The Prime Minister said all ministers had a “sacred duty and responsibility to the Cabinet in seeking to persuade the Cabinet to approve his or her note, present his case objectively, accurately in the knowledge that the Cabinet would act on his or her assurances and representations,” she said.
“The Minister of Justice had a duty to faithfully and accurately represent the position and views of the Honourable Chief Justice and the DPP. He failed so to do and the Cabinet relied and acted on his assurances in good faith,” the Prime Minister said.
“His failure to do so is a serious misrepresentation and amounts to material non-disclosure of relevant facts to the Cabinet which effectively prevented the Cabinet from making an informed decision,” the Prime Minister said.
Persad-Bissessar noted that even after the concerns were first raised by the DPP, Volney told the Cabinet that both the CJ and DPP had agreed to the early proclamation.
The Prime Minister apologised to the President, the Chief Justice, the Parliament, the DPP and the country.
This was the seventh minister which Persad-Bissessar has axed in her relatively short two-and-a-half-year tenure as PM. She said, “tough decisions on integrity and performance were being made all the time”. The Prime Minister said she had spoken with Volney yesterday and he admitted he made an error.
The Prime Minister however stressed that it was Parliament in its collective wisdom which “gave birth to Section 34”.
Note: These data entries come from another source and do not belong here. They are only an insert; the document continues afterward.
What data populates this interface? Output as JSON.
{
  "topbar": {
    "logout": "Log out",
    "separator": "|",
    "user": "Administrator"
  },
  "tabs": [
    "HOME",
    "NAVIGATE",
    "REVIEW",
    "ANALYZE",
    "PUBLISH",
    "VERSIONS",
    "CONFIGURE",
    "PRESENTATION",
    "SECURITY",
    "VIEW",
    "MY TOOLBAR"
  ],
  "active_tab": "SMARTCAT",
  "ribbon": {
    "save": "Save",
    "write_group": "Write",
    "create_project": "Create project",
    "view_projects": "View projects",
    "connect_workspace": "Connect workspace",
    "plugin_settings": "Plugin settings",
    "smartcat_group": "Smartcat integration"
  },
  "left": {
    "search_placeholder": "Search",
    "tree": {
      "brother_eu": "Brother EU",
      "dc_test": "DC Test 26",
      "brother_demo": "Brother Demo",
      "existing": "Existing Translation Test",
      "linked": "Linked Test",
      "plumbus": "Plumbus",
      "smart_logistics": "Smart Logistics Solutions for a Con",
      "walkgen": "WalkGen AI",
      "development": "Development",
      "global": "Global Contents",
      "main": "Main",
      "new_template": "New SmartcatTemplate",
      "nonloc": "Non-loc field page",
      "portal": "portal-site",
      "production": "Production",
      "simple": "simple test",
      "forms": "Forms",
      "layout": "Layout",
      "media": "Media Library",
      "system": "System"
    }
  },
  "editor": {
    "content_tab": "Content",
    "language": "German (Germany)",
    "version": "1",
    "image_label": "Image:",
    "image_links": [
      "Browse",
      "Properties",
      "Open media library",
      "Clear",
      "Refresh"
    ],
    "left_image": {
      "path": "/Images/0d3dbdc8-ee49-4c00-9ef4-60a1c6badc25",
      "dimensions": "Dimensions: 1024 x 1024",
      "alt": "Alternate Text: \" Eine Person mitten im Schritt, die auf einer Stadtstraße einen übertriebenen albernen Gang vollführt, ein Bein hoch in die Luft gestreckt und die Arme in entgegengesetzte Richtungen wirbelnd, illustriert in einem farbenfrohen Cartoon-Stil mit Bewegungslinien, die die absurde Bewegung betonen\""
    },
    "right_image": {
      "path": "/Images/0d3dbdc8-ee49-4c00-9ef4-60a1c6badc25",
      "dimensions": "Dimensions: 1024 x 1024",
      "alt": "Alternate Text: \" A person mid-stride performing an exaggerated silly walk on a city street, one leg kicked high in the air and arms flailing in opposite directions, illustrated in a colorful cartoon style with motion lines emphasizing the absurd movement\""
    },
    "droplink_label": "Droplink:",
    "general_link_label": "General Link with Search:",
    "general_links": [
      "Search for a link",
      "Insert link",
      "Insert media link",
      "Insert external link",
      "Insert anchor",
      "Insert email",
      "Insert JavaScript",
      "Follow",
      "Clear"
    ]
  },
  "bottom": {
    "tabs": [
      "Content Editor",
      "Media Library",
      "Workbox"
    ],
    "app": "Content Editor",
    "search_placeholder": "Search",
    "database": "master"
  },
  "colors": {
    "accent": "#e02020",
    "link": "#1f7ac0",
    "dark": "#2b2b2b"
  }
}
She emphasised too there was no “nefarious intent” and that the amendment “targeted no particular persons, nor was it designed to protect any sectoral interests”. The outcry was created because the bill would have provided an avenue for UNC financiers Ish Galbaransingh and Steve Ferguson and others in the Piarco fraud cases to escape prosecution. Section 34 was repealed last week,
The Prime Minister noted that “it was on the floor of the Senate without oversight by the LRC or the Cabinet,” that the final version of Section 34, which changed the statutory limitation from ten years from the start of criminal proceedings to ten years from the date of the offence, was created.
The Prime Minister appeared to praise the public protest over Section 34, saying that she “embraced the debate and demonstration and welcomed those who feel so passionately about the nation”.